(Reprodução/Isdel)
O Índice Sebrae de Desenvolvimento Econômico Local (Isdel), idealizado pelo Sebrae de Minas Gerais, colocou Marília na 30ª posição do ranking paulista e 67º no nacional. O levantamento foi divulgado em dezembro.
São avaliados indicadores agrupados nas categorias capital empreendedor, tecido empresarial, governança para o desenvolvimento, organização produtiva e inserção competitiva. Veja no final desta matéria a listagem detalhada dos municípios paulistas.
A nota conferida a cada cidade varia entre zero e um e Marília obteve 0,4656. A cidade ficou abaixo da média estadual, que foi de 0,5384.
O melhor desemprenho do município foi obtido no quesito capital empreendedor, que leva em conta escolaridade, taxa de atendimento, abandono, vulnerabilidade social, densidade de empresas, renda per capita e nota da Prova Brasil.
Nessa área específica a nota de Marília foi 0,7056 e ficou acima da média estadual.

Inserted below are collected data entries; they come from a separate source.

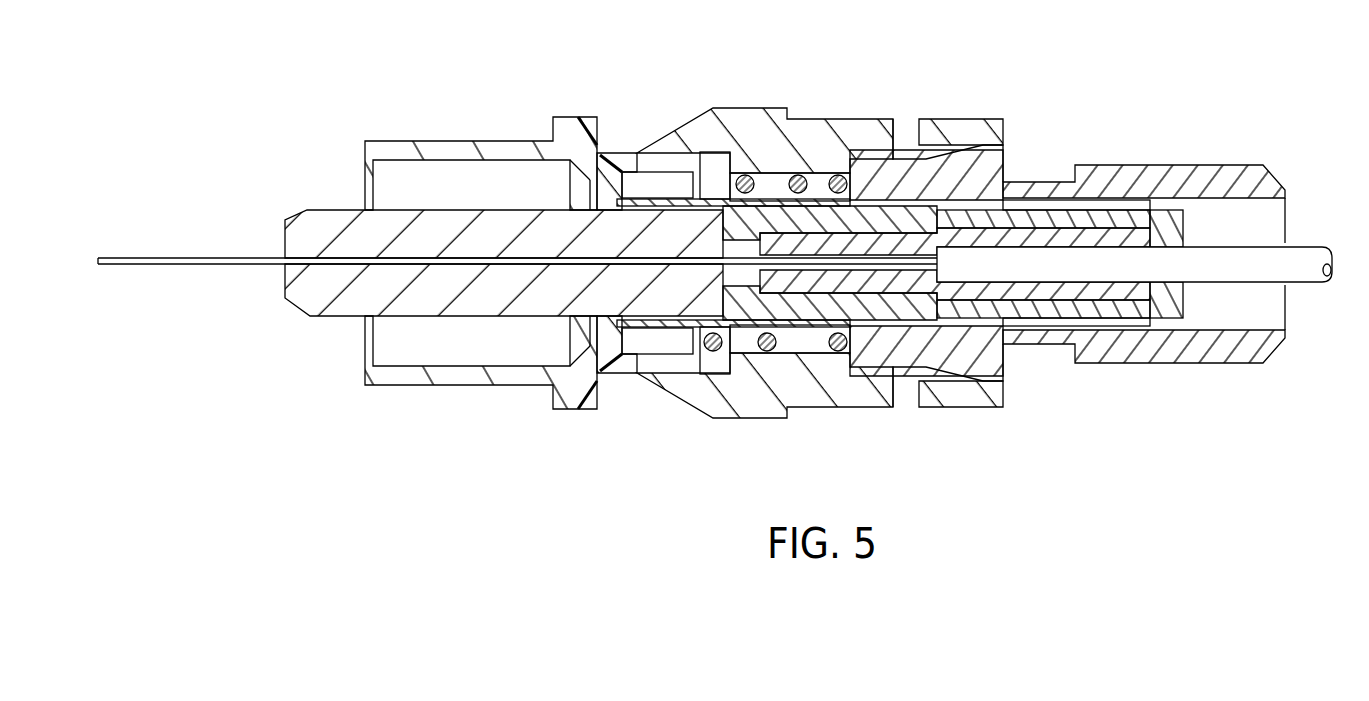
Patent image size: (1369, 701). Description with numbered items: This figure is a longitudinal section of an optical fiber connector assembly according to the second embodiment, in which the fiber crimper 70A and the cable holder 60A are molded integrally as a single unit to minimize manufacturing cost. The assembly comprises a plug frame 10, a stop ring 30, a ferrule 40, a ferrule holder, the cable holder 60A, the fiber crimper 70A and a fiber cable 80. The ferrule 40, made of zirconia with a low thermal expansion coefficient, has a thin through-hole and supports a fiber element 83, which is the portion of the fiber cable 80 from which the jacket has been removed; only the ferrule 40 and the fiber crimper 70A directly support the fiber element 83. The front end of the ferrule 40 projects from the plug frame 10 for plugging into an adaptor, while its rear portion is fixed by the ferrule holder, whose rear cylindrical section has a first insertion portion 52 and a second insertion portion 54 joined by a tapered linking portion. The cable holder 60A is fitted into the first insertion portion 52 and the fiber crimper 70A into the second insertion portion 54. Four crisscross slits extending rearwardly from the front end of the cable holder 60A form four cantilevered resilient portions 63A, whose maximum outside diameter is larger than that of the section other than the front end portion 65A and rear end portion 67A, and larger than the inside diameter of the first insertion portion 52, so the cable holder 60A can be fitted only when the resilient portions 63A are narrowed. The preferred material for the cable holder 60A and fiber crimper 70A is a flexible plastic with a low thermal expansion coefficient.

The plug frame 10 is at (497, 150).
The stop ring 30 is at (1262, 190).
The ferrule 40 is at (337, 227).
The first insertion portion 52 is at (1063, 320).
The second insertion portion 54 is at (818, 240).
The cable holder 60A is at (1042, 233).
The resilient portions 63A is at (1030, 297).
The front end portion 65A is at (977, 290).
The rear end portion 67A is at (1163, 307).
The fiber crimper 70A is at (878, 197).
The fiber cable 80 is at (1305, 287).
The fiber element 83 is at (337, 268).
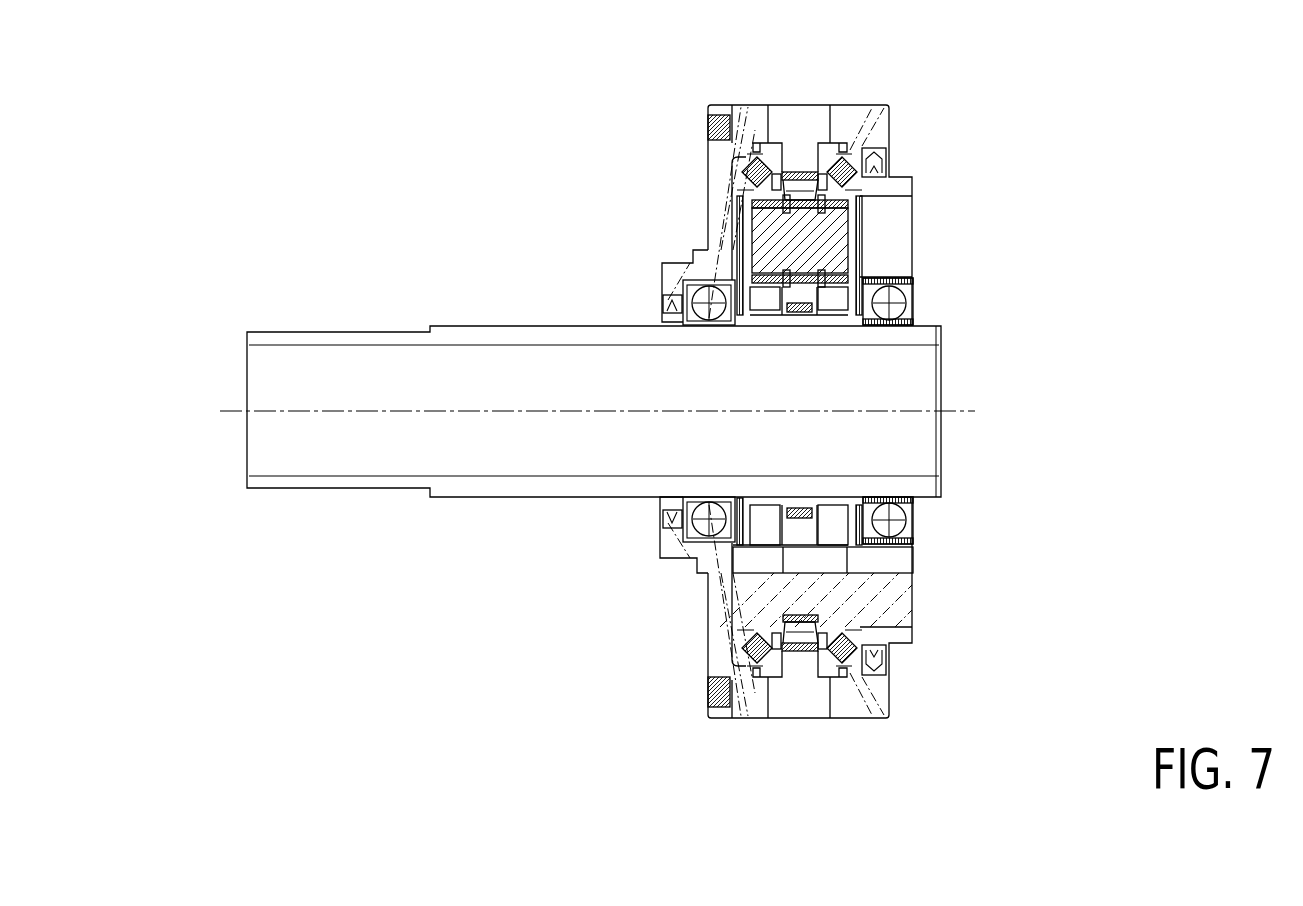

Enquanto no campo governança para o desenvolvimento (quantidade de conselhos, transparência, planejamento urbano etc), a cidade ficou praticamente empatada com o nível paulista, 0,5564.
Os piores desempenhos de Marília são nos quesitos inserção competitiva (0,1601 ante 0,3618 em SP) e tecido empresarial (0,2210 ante 0,3650 em SP).
São levados em conta na nota de inserção competitiva fatores como valor e diversificação das exportações e índice de complexidade econômica.
No segundo caso, o Sebrae observa as atividades de organizações associativas, de entidades sociais e seus programas e ações.
No que diz respeito à organização produtiva o município recebeu nota 0,4594 enquanto a média estadual ficou em 0,5807. São avaliados a aglomeração produtiva, inovação, infraestrutura e serviços financeiros.
O ranking paulista do Isdel coloca a capital do Estado com a melhor nota (0,796) e com Campinas (0,579) logo atrás.
Na frente de Marília aparecem cidades como Bauru (0,496), Ribeirão Preto (0,492), São José do Rio Preto (0,475) e São Carlos (0,471).
(Reprodução/Isdel)
Entenda
O índice é elaborado com base no cruzamento de 30 indicadores de fontes oficiais e segundo o Sebrae, quanto maior o resultado do Índice, maiores são as condições para o crescimento econômico e social.
A grande vantagem do indicador é permite a comparação de municípios com portes semelhantes e graus de desenvolvimento diferentes para ver onde que estão as oportunidades e as fragilidades em relação aos fatores de desenvolvimento.
Com isso, conforme o Sebrae, se torna possível gerar políticas públicas mais objetivas e eficientes.
“O objetivo é permitir aos gestores públicos e agentes de desenvolvimento que olhem para seu território e identifiquem com clareza onde devem ser concentrados os principais esforços para que se faça um desenvolvimento social inclusivo, econômico e sustentável com uma visão de futuro positivo”, afirma a entidade responsável pelo estudo.